Todos os dias, ela envia alertas para outros moradores via Whatsapp, Facebook, Twitter e Instagram. Onde está o tiroteio, por onde se deslocam policiais e militares, que ruas devem ser evitadas? No final de 2010, as forças de segurança expulsaram daqui as gangues de traficantes e, em meados de 2012, entrou em funcionamento a unidade de pacificação da UPP.

Mas a polícia há muito se retirou. Uma cabine policial vazia cravejada por tiros abaixo da janela de Claudia é um símbolo de tal fracasso. Claudia avalia que a UPP nunca funcionou, pois, em vez de programas sociais, o Estado só ofereceu violência.
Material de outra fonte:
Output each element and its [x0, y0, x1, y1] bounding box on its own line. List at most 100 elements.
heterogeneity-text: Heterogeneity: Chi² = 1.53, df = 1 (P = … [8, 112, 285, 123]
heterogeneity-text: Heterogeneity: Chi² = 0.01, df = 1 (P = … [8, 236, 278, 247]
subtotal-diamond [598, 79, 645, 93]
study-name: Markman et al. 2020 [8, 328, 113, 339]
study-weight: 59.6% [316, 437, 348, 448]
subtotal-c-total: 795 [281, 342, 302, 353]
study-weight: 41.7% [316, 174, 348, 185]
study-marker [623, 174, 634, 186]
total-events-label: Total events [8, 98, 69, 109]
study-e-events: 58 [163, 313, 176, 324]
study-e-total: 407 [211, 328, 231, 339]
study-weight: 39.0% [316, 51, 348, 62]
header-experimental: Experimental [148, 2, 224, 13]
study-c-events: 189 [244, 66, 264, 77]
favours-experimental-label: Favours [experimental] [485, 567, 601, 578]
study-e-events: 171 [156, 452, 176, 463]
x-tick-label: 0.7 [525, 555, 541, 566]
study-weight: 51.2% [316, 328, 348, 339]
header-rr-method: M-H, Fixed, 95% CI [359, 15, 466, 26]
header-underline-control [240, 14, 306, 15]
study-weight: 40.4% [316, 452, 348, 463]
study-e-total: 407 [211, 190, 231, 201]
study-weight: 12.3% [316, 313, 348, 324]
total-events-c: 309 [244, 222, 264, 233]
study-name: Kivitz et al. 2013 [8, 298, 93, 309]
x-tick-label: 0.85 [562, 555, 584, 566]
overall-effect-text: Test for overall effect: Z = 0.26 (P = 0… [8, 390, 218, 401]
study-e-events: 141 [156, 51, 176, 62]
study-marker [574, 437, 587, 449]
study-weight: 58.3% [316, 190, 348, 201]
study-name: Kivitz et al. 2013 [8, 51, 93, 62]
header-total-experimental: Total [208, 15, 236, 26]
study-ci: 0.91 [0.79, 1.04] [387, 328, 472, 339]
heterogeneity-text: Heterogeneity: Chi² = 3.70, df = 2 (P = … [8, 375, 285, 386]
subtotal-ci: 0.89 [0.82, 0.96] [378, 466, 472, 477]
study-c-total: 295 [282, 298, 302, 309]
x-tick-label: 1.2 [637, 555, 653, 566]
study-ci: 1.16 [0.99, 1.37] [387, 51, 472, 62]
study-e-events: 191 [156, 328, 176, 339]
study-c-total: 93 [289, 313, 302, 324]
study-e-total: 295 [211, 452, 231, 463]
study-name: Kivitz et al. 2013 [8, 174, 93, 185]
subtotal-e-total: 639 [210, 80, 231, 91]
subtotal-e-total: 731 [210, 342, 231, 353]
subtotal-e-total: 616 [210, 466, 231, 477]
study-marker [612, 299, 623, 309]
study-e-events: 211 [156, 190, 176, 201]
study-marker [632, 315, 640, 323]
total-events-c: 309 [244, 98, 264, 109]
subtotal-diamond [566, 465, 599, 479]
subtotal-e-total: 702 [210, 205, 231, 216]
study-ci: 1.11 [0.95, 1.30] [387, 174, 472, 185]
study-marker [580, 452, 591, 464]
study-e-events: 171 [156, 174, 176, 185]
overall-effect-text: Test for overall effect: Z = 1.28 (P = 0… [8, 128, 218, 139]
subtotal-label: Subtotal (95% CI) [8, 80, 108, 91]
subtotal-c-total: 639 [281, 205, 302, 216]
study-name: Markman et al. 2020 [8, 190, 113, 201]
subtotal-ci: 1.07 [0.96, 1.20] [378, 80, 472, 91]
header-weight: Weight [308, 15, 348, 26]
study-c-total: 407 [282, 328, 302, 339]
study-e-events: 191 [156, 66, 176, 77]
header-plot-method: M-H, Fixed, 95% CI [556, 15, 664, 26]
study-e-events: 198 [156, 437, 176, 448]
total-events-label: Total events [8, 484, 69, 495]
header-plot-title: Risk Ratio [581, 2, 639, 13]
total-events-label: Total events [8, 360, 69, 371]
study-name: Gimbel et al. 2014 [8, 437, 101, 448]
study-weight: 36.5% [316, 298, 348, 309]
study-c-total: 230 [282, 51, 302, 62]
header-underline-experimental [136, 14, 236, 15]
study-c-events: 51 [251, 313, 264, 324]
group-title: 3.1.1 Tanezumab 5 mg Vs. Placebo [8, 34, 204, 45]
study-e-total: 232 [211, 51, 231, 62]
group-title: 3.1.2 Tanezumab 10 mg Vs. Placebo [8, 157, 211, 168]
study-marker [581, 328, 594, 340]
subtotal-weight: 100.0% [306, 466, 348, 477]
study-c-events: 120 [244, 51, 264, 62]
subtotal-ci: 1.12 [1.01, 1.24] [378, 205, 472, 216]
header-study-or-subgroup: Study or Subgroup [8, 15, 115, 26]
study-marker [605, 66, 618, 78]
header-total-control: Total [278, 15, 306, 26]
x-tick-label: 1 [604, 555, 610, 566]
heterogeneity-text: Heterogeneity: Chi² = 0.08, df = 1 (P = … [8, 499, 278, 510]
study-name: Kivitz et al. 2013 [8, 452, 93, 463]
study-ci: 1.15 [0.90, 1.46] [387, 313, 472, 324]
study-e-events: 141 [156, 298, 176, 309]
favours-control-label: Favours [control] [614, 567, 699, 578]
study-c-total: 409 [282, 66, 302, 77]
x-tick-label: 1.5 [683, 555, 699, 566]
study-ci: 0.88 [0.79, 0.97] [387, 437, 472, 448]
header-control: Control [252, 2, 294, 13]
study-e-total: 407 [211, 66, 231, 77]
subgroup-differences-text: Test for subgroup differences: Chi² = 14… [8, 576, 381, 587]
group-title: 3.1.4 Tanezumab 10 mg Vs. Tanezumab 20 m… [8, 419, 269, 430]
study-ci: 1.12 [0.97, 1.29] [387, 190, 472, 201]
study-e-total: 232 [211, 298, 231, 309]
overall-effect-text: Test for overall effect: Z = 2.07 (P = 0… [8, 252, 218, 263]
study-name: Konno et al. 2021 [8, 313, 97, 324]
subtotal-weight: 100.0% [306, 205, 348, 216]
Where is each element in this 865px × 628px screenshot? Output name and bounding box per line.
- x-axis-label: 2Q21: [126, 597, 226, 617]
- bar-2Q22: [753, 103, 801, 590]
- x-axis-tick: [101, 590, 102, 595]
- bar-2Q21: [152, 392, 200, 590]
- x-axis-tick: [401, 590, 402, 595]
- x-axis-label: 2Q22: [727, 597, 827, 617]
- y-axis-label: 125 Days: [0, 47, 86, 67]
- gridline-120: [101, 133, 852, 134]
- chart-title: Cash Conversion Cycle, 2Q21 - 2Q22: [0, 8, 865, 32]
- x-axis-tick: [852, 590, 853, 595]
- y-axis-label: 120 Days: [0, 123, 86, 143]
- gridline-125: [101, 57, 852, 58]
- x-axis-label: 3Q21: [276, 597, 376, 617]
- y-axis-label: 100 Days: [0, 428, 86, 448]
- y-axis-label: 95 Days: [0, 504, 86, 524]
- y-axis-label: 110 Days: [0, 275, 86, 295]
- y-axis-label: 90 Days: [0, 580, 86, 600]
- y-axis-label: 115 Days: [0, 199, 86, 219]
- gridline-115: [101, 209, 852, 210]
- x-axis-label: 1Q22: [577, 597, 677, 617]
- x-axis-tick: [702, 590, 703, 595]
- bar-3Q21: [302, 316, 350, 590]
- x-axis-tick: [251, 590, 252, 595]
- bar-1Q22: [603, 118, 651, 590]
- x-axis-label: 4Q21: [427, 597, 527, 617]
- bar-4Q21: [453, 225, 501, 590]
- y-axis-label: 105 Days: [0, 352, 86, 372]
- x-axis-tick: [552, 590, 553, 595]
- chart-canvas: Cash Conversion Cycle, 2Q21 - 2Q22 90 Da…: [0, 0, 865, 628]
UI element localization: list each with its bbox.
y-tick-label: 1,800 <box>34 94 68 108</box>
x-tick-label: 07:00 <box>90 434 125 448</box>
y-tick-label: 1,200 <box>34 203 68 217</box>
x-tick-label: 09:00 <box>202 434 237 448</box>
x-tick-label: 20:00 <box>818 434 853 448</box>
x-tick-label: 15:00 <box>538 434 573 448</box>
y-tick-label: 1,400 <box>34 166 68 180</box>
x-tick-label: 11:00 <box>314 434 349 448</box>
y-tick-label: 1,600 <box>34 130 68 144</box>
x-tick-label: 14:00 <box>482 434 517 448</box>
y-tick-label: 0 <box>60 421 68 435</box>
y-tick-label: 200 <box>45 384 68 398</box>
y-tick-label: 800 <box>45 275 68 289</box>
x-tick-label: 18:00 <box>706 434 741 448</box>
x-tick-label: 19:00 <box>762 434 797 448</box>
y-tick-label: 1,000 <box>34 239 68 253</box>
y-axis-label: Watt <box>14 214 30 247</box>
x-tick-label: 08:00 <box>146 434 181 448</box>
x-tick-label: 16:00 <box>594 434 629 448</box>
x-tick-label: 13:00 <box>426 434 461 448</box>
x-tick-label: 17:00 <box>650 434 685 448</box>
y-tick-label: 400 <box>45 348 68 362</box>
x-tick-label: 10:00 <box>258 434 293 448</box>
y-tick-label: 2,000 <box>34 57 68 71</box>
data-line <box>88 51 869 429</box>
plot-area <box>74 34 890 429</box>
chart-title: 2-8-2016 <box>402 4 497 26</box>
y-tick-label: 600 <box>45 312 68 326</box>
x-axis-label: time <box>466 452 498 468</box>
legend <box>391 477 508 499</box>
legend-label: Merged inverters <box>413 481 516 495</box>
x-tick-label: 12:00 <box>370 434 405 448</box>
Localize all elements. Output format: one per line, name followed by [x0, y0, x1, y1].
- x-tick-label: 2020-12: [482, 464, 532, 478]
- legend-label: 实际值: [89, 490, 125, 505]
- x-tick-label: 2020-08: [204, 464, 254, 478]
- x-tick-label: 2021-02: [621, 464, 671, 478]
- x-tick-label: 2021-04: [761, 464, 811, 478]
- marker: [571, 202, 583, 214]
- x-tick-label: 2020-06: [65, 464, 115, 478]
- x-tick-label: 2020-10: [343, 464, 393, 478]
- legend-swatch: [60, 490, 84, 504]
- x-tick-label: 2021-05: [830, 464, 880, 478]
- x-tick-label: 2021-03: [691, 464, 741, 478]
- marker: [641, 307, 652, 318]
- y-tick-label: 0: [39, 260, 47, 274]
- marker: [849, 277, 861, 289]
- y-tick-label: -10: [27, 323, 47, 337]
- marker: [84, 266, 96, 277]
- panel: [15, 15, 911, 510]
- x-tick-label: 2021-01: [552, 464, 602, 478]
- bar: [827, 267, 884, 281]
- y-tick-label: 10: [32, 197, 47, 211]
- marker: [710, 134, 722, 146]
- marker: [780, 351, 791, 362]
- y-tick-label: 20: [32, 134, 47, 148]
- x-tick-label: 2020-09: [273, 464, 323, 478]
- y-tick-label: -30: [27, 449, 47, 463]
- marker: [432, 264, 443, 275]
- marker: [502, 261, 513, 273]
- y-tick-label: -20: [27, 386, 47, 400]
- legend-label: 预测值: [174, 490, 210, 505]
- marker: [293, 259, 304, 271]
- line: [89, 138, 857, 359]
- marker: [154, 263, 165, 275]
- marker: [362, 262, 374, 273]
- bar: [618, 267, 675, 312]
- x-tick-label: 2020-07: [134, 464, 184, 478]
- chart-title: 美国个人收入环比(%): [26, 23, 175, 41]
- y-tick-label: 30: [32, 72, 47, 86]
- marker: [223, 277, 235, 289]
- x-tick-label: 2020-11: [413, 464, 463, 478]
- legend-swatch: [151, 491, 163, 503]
Há sete anos que ela envia os alertas. "E enquanto eu estiver respirando, vou fazer isso".

A última semana de agosto, conta ela, foi terrível: escolas e creches ficaram fechadas. Os militares, que em fevereiro assumiram o controle da segurança do Rio de Janeiro das mãos de uma polícia impotente, realizaram uma operação no morro.

"Houve invasões de casa pelos militares, casas reviradas. E teve gente presa que não tinha nada a ver com isso", afirma. "Os moradores querem que volte como estava antes, que os militares vão embora. Porque não estão se sentindo seguras."

A turma das drogas, diz ela, é conhecida desde pequena, a convivência é tranquila. "O problema é quando entra o Estado, aí é bala para todos os lados. Uma amiga minha quase foi atingida na cozinha dela. Mas, quando a gente reclama da violência, dizem que somos coniventes com o tráfico'.

Também no morro Dona Marta, em Botafogo, o primeiro a receber uma UPP, em 2008, agora há tiroteios diários. Foi aqui que Michael Jackson gravou em 1996 o videoclipe da música They don't care about us (eles não ligam para nós).

No ano passado, uma estátua do cantor pop erguida no local ganhou uma metralhadora por cima do ombro. Agora se ouvem os tiros até na Urca, considerada o bairro mais seguro do Rio – cercado por edifícios militares.

No início de junho, o idílio teve um fim. Antes de uma ação policial nas favelas Chapéu Mangueira e Babilônia, os traficantes fugiram pelo morro para a Urca. Isso fez com que, pela primeira vez em seus 100 anos de história, o bondinho do Pão de Açúcar ficasse parado por conta de violência. Dias depois, moradores da favela descobriram no meio do mato os corpos de jovens executados. Não houve consequências para os policiais suspeitos.

"Aqui é favela, aqui se pode fazer estas coisas", diz André Constantino, há anos presidente da Associação de Moradores da Babilônia.  "Não foi porque morreram sete, oito ou nove pessoas. A preocupação maior da mídia foi porque o confronto se estendeu até a Urca e, pela primeira vez, teve que se fechar o Bondinho do Pão de Açúcar. Não há preocupação com as vidas que existem aqui nem com as vidas que se perde aqui."

Um cotidiano regrado é impossível nas favelas. "A guerra às drogas tem um custo em vidas, um custo para a saúde das pessoas e um custo para a performance escolar", diz a socióloga Julita Tannuri Lemgruber. Segundo estudos, crianças de áreas de conflito têm pior desempenho escolar – e cerca de uma em cada quatro escolas públicas do Rio está em zonas de conflito.

A polícia começa suas operações precisamente quando os estudantes estão a caminho da escola, afirma Constantino. "Eles nos colocam como escudo. As vidas não valem nada." As forças de segurança, prossegue, só se interessam por confrontos violentos. Ele preferiria se mudar para "algum lugar no asfalto". Lá, a polícia não permite tiroteios.

"Isso aqui é um campo de extermínio do povo negro. Como eu vou dizer que tenho prazer de morar num lugar que tem dois cemitérios clandestinos cheios de corpos enterrados?", diz Constantino. "Só que o Estado brasileiro não quer salvá-los. Quer matá-los. Michael Jackson tinha razão: eles não ligam para nós".